Auftakt: Die Entdeckung des Pergamonaltars und «einer ganzen Kunstepoche»


Das antike Pergamon an der kleinasiatischen Westküste ist nach seinem Untergang nie ganz in Vergessenheit geraten. Der Name des modernen Städtchens Bergama, das an der Stelle der antiken Stadt entstanden war, und die antiken Texte hielten die Erinnerung wach. Schon Pilgerreisende oder Kaufleute des Mittelalters, wie der italienische Humanist Cyriacus von Ancona (1391–1455), berichteten, daß sie die Ruinen der untergegangenen Stadt gesehen hätten. Aber erst im 19. Jh. begann die wissenschaftliche Erkundung durch gelehrte Reisende. Abenteurertum und der Ehrgeiz, für ihre Heimatländer Kunstschätze zu finden und die Museen zu füllen, waren oft die Motive dieser Expeditionen. Entsprechend knapp blieben meist die Berichte, aber es gab auch Liebhaber der Antike, denen an der Dokumentation der Monumente lag. Für Pergamon sind neben den 1809 publizierten Arbeiten von Marie-Gabriel Choiseul-Gouffier jene von Charles Texier zu nennen, der von 1833 an weite Teile der kleinasiatischen Küste bereiste und seine Erkundungen in seiner Description d’Asie Mineure 1838 bis 1849 veröffentlichte.

Die eigentliche Entdeckung Pergamons erfolgte wie ein Paukenschlag. So wie die Ausgrabung Troias ohne die Beharrlichkeit Heinrich Schliemanns schwerlich vorstellbar ist, so steht auch am Beginn der Entdeckung Pergamons das Engagement und die Ausdauer eines Laien, aber echten Liebhabers der Antike, nämlich Carl Humanns (1839–1896). Kurz nach der Mitte des 19. Jh.s war der Deutsche als Vermessungsingenieur und Bauleiter vom türkisch-osmanischen Staat mit dem Bau einer Küstenstraße beauftragt worden. Die Trasse sollte von Norden kommend an der kleinasiatischen Westküste entlang nach Smyrna, dem heutigen Izmir, führen, und das florierende Landstädtchen Bergama passieren.
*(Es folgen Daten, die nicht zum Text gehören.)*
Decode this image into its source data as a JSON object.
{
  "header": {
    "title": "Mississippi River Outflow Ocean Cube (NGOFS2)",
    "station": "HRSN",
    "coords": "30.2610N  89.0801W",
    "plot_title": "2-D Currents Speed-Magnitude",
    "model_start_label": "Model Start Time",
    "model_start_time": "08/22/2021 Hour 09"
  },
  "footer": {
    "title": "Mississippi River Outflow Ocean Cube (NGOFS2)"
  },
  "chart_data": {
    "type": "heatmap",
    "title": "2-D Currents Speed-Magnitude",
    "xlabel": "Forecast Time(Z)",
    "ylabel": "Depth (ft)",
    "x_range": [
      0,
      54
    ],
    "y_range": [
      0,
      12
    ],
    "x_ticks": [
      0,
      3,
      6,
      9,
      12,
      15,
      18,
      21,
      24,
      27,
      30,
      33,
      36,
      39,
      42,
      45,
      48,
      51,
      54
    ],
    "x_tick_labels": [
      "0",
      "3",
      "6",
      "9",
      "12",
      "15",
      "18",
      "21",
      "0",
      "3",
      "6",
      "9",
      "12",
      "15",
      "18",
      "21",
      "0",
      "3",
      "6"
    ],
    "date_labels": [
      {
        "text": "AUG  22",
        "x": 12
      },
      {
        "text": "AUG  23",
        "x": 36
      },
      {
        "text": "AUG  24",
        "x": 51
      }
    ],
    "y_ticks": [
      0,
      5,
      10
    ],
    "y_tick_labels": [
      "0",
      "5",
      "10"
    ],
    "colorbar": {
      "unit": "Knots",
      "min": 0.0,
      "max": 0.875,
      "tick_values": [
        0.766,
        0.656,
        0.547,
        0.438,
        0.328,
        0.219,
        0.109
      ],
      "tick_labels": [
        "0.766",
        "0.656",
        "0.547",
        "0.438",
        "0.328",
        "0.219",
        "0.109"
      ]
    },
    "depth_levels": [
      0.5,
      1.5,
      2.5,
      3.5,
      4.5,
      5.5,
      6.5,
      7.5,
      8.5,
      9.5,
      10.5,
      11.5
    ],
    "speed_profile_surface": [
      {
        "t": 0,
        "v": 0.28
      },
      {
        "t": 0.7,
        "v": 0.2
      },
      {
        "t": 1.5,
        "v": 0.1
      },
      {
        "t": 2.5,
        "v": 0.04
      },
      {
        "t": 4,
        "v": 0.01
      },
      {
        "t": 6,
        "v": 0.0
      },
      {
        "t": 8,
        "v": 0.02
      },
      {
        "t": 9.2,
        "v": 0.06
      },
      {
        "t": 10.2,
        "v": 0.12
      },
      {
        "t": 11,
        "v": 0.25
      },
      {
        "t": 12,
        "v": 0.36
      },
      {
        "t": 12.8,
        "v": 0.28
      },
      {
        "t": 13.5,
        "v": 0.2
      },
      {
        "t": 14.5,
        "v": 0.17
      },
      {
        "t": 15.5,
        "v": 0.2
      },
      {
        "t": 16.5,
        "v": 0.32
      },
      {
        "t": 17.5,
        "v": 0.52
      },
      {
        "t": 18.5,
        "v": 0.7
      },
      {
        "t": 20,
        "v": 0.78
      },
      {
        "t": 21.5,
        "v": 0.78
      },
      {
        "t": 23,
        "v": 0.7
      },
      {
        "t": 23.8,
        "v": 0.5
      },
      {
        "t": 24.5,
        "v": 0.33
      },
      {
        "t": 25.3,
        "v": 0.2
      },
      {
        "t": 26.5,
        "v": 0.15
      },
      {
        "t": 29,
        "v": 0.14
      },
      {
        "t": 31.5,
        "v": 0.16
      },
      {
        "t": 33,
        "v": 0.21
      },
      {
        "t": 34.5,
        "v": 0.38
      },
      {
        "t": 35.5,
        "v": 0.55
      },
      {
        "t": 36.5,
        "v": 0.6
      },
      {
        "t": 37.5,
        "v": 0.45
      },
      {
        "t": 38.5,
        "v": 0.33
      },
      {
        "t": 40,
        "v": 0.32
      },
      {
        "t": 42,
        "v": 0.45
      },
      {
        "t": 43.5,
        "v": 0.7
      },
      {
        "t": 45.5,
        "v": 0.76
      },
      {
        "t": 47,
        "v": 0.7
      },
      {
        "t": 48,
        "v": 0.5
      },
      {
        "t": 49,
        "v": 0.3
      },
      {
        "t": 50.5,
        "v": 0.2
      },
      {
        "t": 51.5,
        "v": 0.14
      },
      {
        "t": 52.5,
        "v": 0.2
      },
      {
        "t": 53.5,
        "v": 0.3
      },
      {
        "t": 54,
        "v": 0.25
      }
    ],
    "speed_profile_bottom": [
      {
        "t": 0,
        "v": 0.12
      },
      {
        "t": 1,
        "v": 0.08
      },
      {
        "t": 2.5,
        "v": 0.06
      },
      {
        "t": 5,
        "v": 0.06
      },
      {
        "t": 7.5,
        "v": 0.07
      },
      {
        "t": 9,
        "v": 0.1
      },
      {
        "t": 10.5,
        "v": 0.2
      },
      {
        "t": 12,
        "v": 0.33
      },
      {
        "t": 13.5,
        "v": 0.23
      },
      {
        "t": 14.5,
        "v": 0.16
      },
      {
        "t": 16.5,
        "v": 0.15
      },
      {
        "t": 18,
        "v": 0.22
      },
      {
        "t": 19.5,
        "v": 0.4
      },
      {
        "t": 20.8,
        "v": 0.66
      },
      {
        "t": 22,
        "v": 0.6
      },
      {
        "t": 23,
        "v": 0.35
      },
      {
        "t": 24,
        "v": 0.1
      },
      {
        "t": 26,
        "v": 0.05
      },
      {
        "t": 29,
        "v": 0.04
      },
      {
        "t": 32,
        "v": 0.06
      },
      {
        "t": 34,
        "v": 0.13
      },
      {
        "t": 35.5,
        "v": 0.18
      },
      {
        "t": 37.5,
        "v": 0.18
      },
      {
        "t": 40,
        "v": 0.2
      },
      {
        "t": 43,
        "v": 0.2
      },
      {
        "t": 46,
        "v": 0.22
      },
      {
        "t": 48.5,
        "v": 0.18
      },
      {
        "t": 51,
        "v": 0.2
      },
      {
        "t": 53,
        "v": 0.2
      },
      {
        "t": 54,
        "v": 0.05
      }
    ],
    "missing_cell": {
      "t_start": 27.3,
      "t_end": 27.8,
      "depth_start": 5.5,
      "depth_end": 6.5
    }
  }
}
Im Jahr 1869 verlegte Humann seinen Bauhof in diese Stadt und mietete sich dort eine Wohnung. Der Burgberg mit seinen antiken Ruinen, der als mächtiger Hügel über dem malerischen Bergama thront, hatte schon bei ersten Planungen des Straßenbaus 1865/67 seine Aufmerksamkeit auf sich gezogen. Der Bauleiter war nämlich nicht nur ein Organisationstalent und Kenner von Land und Leuten, sondern auch an den antiken Überresten interessiert, die es überall entlang der Baustrecke zu besichtigen gab. Insbesondere die großformatigen Reliefplatten, die aus dem Schutt der Ruinen herausragten, hatten sein Interesse geweckt. In seinem Bauhof richtete er ein kleines «Museum» ein, auch um die antiken Kunstwerke vor der Zerstörung zu bewahren. Die türkische Bevölkerung verbrannte nämlich den antiken Marmor zu Kalk, der als Baumaterial benötigt wurde. Wenn die antiken Überreste eine Zukunft haben sollten, mußte rasch etwas geschehen.

Als Humann 1871 in Konstantinopel zufällig den Professor für Klassische Archäologie aus Berlin Ernst Curtius traf, der gleichzeitig Leiter des Königlich-Preußischen Museums war, erzählte er von seinen Funden und lud ihn nach Bergama ein. Im darauffolgenden Sommer besuchte eine kleine gelehrte Reisegruppe unter der Leitung von Curtius die Ruinen und zeigte sich beeindruckt. Dadurch ermuntert, fasste Humann den Plan, eine Grabung zu beginnen. Er mußte sich freilich gedulden. Curtius selbst war im antiken Olympia gebunden, das ihn wegen seiner klassischen Kunstwerke offenbar stärker interessierte. Zu diesem Zeitpunkt ahnte noch niemand, daß die Grabung Humanns zehn Jahre später als archäologische Sensation gefeiert und sein Entdecker mit Ehrungen überhäuft werden sollte. Die hohe Qualität der von ihm nach Berlin entsandten Reliefs erkannte aber Alexander Conze, der 1877 die Abteilung der Antiken Skulpturen der Berliner Museen übernommen hatte. Sie schienen die antike Überlieferung, die von Pergamon als Stadt der Kunst berichtet, zu bestätigen. Conze initiierte eine Museumsgrabung, die naheliegenderweise unter der Leitung Carl Humanns stehen sollte – nicht nur die erste, sondern, wie sich rasch zeigte, eine ausgezeichnete Wahl.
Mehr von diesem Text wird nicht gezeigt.